Parker hielt, verließ den Wagen und schritt auf den Kiosk zu. Er kaufte einige Zeitungen, entfaltete ein Blatt und blieb in Picketts Nähe stehen, der bereits in einer Zeitung las.
»Zwei Profis sitzen drüben in einer Teestube«, sagte Pickett, wobei er kaum seine Lippen bewegte, »und Hank Hasker hat Stellung in einer Nachbarwohnung bezogen. Ich habe ihn an der Beschreibung sofort erkannt. Er hofft wohl, daß Sie sich Zutritt zu seiner Wohnung verschaffen.«
»Sie sind allein, Mr. Pickett?« fragte der Butler.
»Eine meiner Bekannten sitzt in der Teestube.«
»Mylady dankt Ihnen bereits jetzt für die geleistete Vorarbeit«, meinte der Butler, »Sie sollten ab sofort Zurückhaltung üben, Mr. Pickett, und sich nur einschalten, wenn Sie das Gefühl haben, unbedingt gebraucht zu werden.«
»Ich werde in der Nähe sein, aber erst mal unsichtbar bleiben«, erwiderte der ehemalige Taschendieb, der die Zeitung zusammenschlug und sich in Bewegung setzte. Parker stieg zurück in seinen Wagen und fuhr fort. Er passierte die Teestube, die dem Haus gegenüberlag, das er aufzusuchen gedachte. Parker wendete am Ende der Straße. Vor dem bewußten Haus hielt er und öffnete den hinteren Wagenschlag. Agatha Simpson, die von Parker natürlich bereits ins Bild gesetzt worden war, brachte ihren perlenbestickten Pompadour umgehend in leichte Schwingung. Sie konnte es kaum erwarten, den Glücksbringer in Aktion zu setzen, der sich im Handbeutel befand.
*
Bei diesem sogenannten Glücksbringer handelte es sich um ein Pferdehufeisen von beachtlicher Größe und daher auch Schwere. Es war nur oberflächlich in dünnen Schaumstoff verpackt und verursachte die Wirkung eines auskeilenden Pferdes, falls Mylady sich veranlaßt sah, diesen Glücksbringer einzusetzen. Sie handhabte den Pompadour, der an langen Lederriemen am linken Handgelenk hing, mit außerordentlicher Kraft und Geschicklichkeit. Da sie dem Hobby des Sportbogenschießens und dem Golf huldigte, war ihre entsprechende Muskulatur sehr gut ausgebildet.

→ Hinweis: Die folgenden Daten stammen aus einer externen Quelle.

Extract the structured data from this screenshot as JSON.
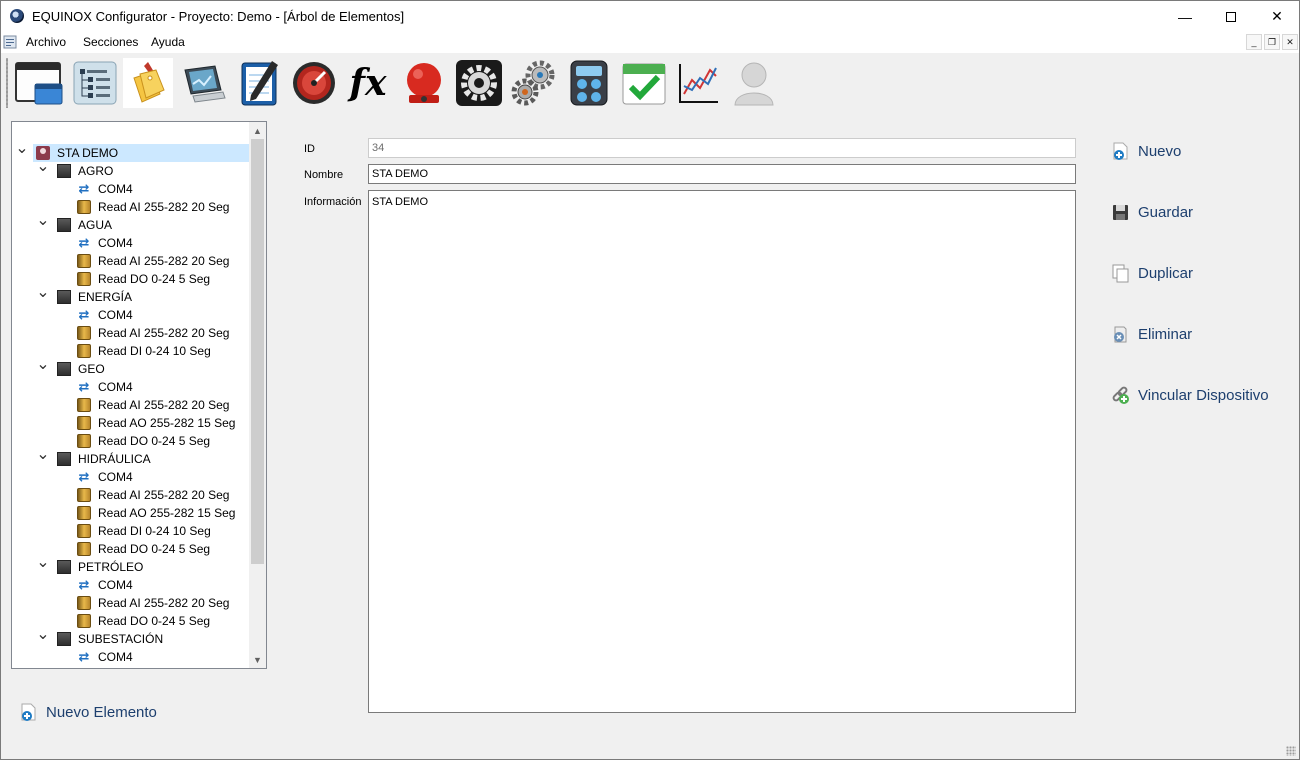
{
  "window": {
    "title": "EQUINOX Configurator - Proyecto: Demo - [Árbol de Elementos]"
  },
  "menu": {
    "items": [
      "Archivo",
      "Secciones",
      "Ayuda"
    ]
  },
  "toolbar": {
    "icons": [
      "window-icon",
      "tree-structure-icon",
      "tags-icon",
      "monitor-icon",
      "notepad-icon",
      "gauge-icon",
      "function-fx-icon",
      "alarm-bell-icon",
      "settings-gear-icon",
      "gears-icon",
      "calculator-icon",
      "calendar-check-icon",
      "line-chart-icon",
      "user-icon"
    ],
    "fx_label": "fx"
  },
  "tree": {
    "nodes": [
      {
        "label": "STA DEMO",
        "level": 0,
        "icon": "location",
        "expanded": true,
        "selected": true
      },
      {
        "label": "AGRO",
        "level": 1,
        "icon": "box",
        "expanded": true
      },
      {
        "label": "COM4",
        "level": 2,
        "icon": "com"
      },
      {
        "label": "Read AI 255-282 20 Seg",
        "level": 2,
        "icon": "read"
      },
      {
        "label": "AGUA",
        "level": 1,
        "icon": "box",
        "expanded": true
      },
      {
        "label": "COM4",
        "level": 2,
        "icon": "com"
      },
      {
        "label": "Read AI 255-282 20 Seg",
        "level": 2,
        "icon": "read"
      },
      {
        "label": "Read DO 0-24 5 Seg",
        "level": 2,
        "icon": "read"
      },
      {
        "label": "ENERGÍA",
        "level": 1,
        "icon": "box",
        "expanded": true
      },
      {
        "label": "COM4",
        "level": 2,
        "icon": "com"
      },
      {
        "label": "Read AI 255-282 20 Seg",
        "level": 2,
        "icon": "read"
      },
      {
        "label": "Read DI 0-24 10 Seg",
        "level": 2,
        "icon": "read"
      },
      {
        "label": "GEO",
        "level": 1,
        "icon": "box",
        "expanded": true
      },
      {
        "label": "COM4",
        "level": 2,
        "icon": "com"
      },
      {
        "label": "Read AI 255-282 20 Seg",
        "level": 2,
        "icon": "read"
      },
      {
        "label": "Read AO 255-282 15 Seg",
        "level": 2,
        "icon": "read"
      },
      {
        "label": "Read DO 0-24 5 Seg",
        "level": 2,
        "icon": "read"
      },
      {
        "label": "HIDRÁULICA",
        "level": 1,
        "icon": "box",
        "expanded": true
      },
      {
        "label": "COM4",
        "level": 2,
        "icon": "com"
      },
      {
        "label": "Read AI 255-282 20 Seg",
        "level": 2,
        "icon": "read"
      },
      {
        "label": "Read AO 255-282 15 Seg",
        "level": 2,
        "icon": "read"
      },
      {
        "label": "Read DI 0-24 10 Seg",
        "level": 2,
        "icon": "read"
      },
      {
        "label": "Read DO 0-24 5 Seg",
        "level": 2,
        "icon": "read"
      },
      {
        "label": "PETRÓLEO",
        "level": 1,
        "icon": "box",
        "expanded": true
      },
      {
        "label": "COM4",
        "level": 2,
        "icon": "com"
      },
      {
        "label": "Read AI 255-282 20 Seg",
        "level": 2,
        "icon": "read"
      },
      {
        "label": "Read DO 0-24 5 Seg",
        "level": 2,
        "icon": "read"
      },
      {
        "label": "SUBESTACIÓN",
        "level": 1,
        "icon": "box",
        "expanded": true
      },
      {
        "label": "COM4",
        "level": 2,
        "icon": "com"
      }
    ]
  },
  "form": {
    "id_label": "ID",
    "id_value": "34",
    "nombre_label": "Nombre",
    "nombre_value": "STA DEMO",
    "info_label": "Información",
    "info_value": "STA DEMO"
  },
  "actions": {
    "nuevo": "Nuevo",
    "guardar": "Guardar",
    "duplicar": "Duplicar",
    "eliminar": "Eliminar",
    "vincular": "Vincular Dispositivo"
  },
  "bottom": {
    "nuevo_elemento": "Nuevo Elemento"
  },
  "colors": {
    "selection": "#cce8ff",
    "action_text": "#1d3f6e",
    "location_icon": "#8c3a4b"
  }
}
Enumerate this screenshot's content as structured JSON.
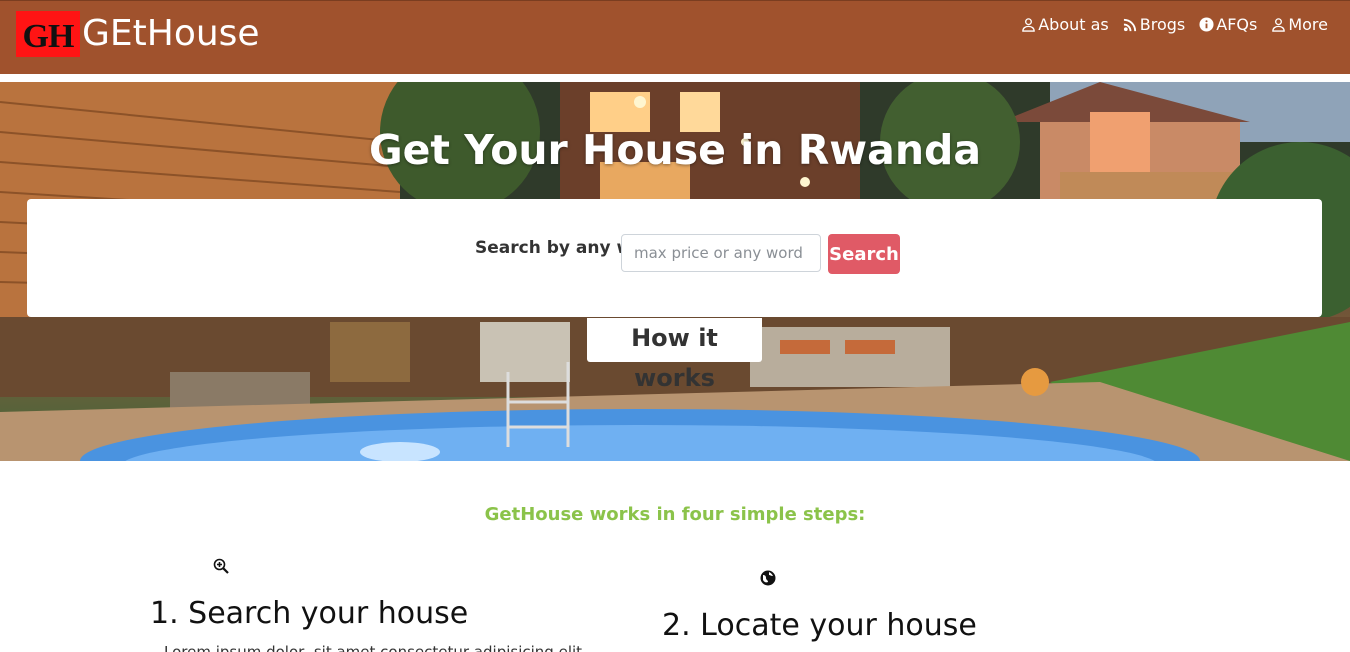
{
  "navbar": {
    "logo_text": "GH",
    "brand": "GEtHouse",
    "links": [
      {
        "label": "About as",
        "icon": "person-icon"
      },
      {
        "label": "Brogs",
        "icon": "rss-icon"
      },
      {
        "label": "AFQs",
        "icon": "info-circle-icon"
      },
      {
        "label": "More",
        "icon": "person-icon"
      }
    ]
  },
  "hero": {
    "title": "Get Your House in Rwanda",
    "search_label": "Search by any word",
    "search_placeholder": "max price or any word",
    "search_button": "Search",
    "how_it_works": "How it works"
  },
  "steps": {
    "heading": "GetHouse works in four simple steps:",
    "items": [
      {
        "title": "1. Search your house",
        "icon": "zoom-in-icon",
        "text": "Lorem ipsum dolor, sit amet consectetur adipisicing elit"
      },
      {
        "title": "2. Locate your house",
        "icon": "globe-icon"
      }
    ]
  },
  "colors": {
    "navbar": "#a0522d",
    "search_button": "#e05a66",
    "steps_heading": "#8bc34a"
  }
}
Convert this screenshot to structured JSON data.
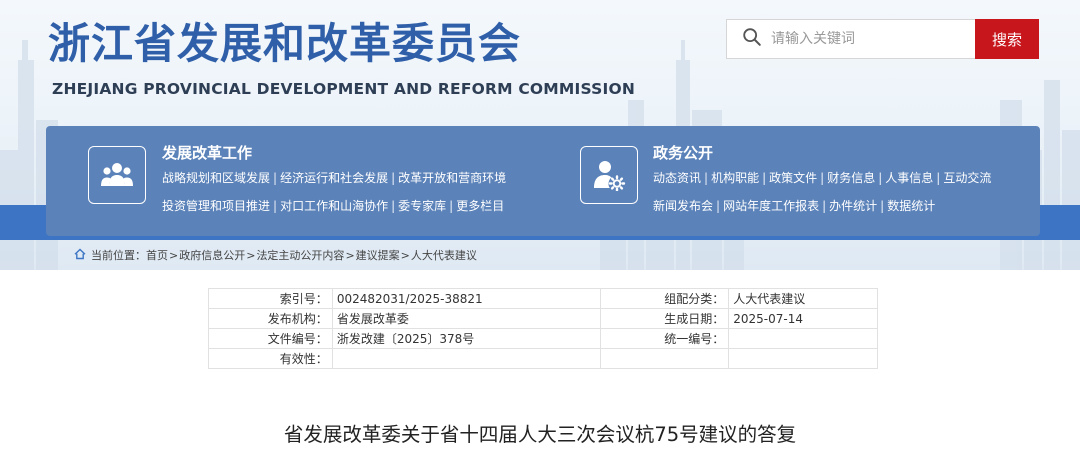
{
  "header": {
    "logo_cn": "浙江省发展和改革委员会",
    "logo_en": "ZHEJIANG PROVINCIAL DEVELOPMENT AND REFORM COMMISSION"
  },
  "search": {
    "placeholder": "请输入关键词",
    "button_label": "搜索",
    "icon": "search-icon"
  },
  "nav": {
    "left": {
      "title": "发展改革工作",
      "icon": "people-group-icon",
      "lines": [
        [
          "战略规划和区域发展",
          "经济运行和社会发展",
          "改革开放和营商环境"
        ],
        [
          "投资管理和项目推进",
          "对口工作和山海协作",
          "委专家库",
          "更多栏目"
        ]
      ]
    },
    "right": {
      "title": "政务公开",
      "icon": "user-gear-icon",
      "lines": [
        [
          "动态资讯",
          "机构职能",
          "政策文件",
          "财务信息",
          "人事信息",
          "互动交流"
        ],
        [
          "新闻发布会",
          "网站年度工作报表",
          "办件统计",
          "数据统计"
        ]
      ]
    }
  },
  "breadcrumb": {
    "icon": "home-icon",
    "prefix": "当前位置：",
    "items": [
      "首页",
      "政府信息公开",
      "法定主动公开内容",
      "建议提案",
      "人大代表建议"
    ],
    "separator": ">"
  },
  "meta": {
    "rows": [
      {
        "label1": "索引号：",
        "value1": "002482031/2025-38821",
        "label2": "组配分类：",
        "value2": "人大代表建议"
      },
      {
        "label1": "发布机构：",
        "value1": "省发展改革委",
        "label2": "生成日期：",
        "value2": "2025-07-14"
      },
      {
        "label1": "文件编号：",
        "value1": "浙发改建〔2025〕378号",
        "label2": "统一编号：",
        "value2": ""
      },
      {
        "label1": "有效性：",
        "value1": "",
        "label2": "",
        "value2": ""
      }
    ]
  },
  "document": {
    "title": "省发展改革委关于省十四届人大三次会议杭75号建议的答复"
  },
  "colors": {
    "brand_blue": "#2f5fa8",
    "nav_panel": "#5b82b9",
    "stripe": "#3d75c4",
    "search_red": "#c8161d"
  }
}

An all das dachte Parker natürlich nicht, als er die Treppe hinaufstieg. Anhand der Namensschilder am Klingelbrett hatte er sich kurz orientiert und wußte, wo Hank Hasker wohnte. Man mußte in die zweite Etage. Im Treppenhaus roch es penetrant nach Feuchtigkeit und frischer Farbe.
Auf dem Treppenabsatz der zweiten Etage entdeckte der Butler den Grund für diesen fast beleidigenden Geruch. In einer Ecke standen Eimer und Kübel, waren Farbrollen und Blechkanister abgestellt worden. Man war dabei, das Treppenhaus zu streichen, doch die betreffenden Handwerker waren weit und breit nicht zu sehen.
Parker legte seinen schwarz behandschuhten Zeigefinger auf den Klingelknopf und trat abwartend zurück, obwohl er von Pickett erfahren hatte, daß der Lastwagenfahrer nicht in seiner kleinen Wohnung war. Parker wußte, daß man Lady Simpson und ihn beobachtete, spielte die von ihm erwartete Rolle also erst mal durch.
»Mr. Hasker scheint nicht zu Hause zu sein, Mylady«, meldete er nach wenigen Augenblicken.
»Sehr schön«, freute sich die ältere Dame, »Sehen Sie nach, ob dieses Subjekt die Tür wirklich geschlossen hat, Mr. Parker. Es kann ja sein, daß er etwas nachlässig war.«
»Wie Mylady befehlen.« Parker holte sein Patentbesteck aus einer Tasche seines Zweireihers und unterhielt sich auf seine Weise kurz mit dem an sich recht guten und komplizierten Schloß. Es ging sofort auf seine Vorstellungen und Anregungen ein und öffnete sich willig. Parker drückte mit der Spitze seines Regenschirmes das Türblatt auf und horchte in die Wohnung.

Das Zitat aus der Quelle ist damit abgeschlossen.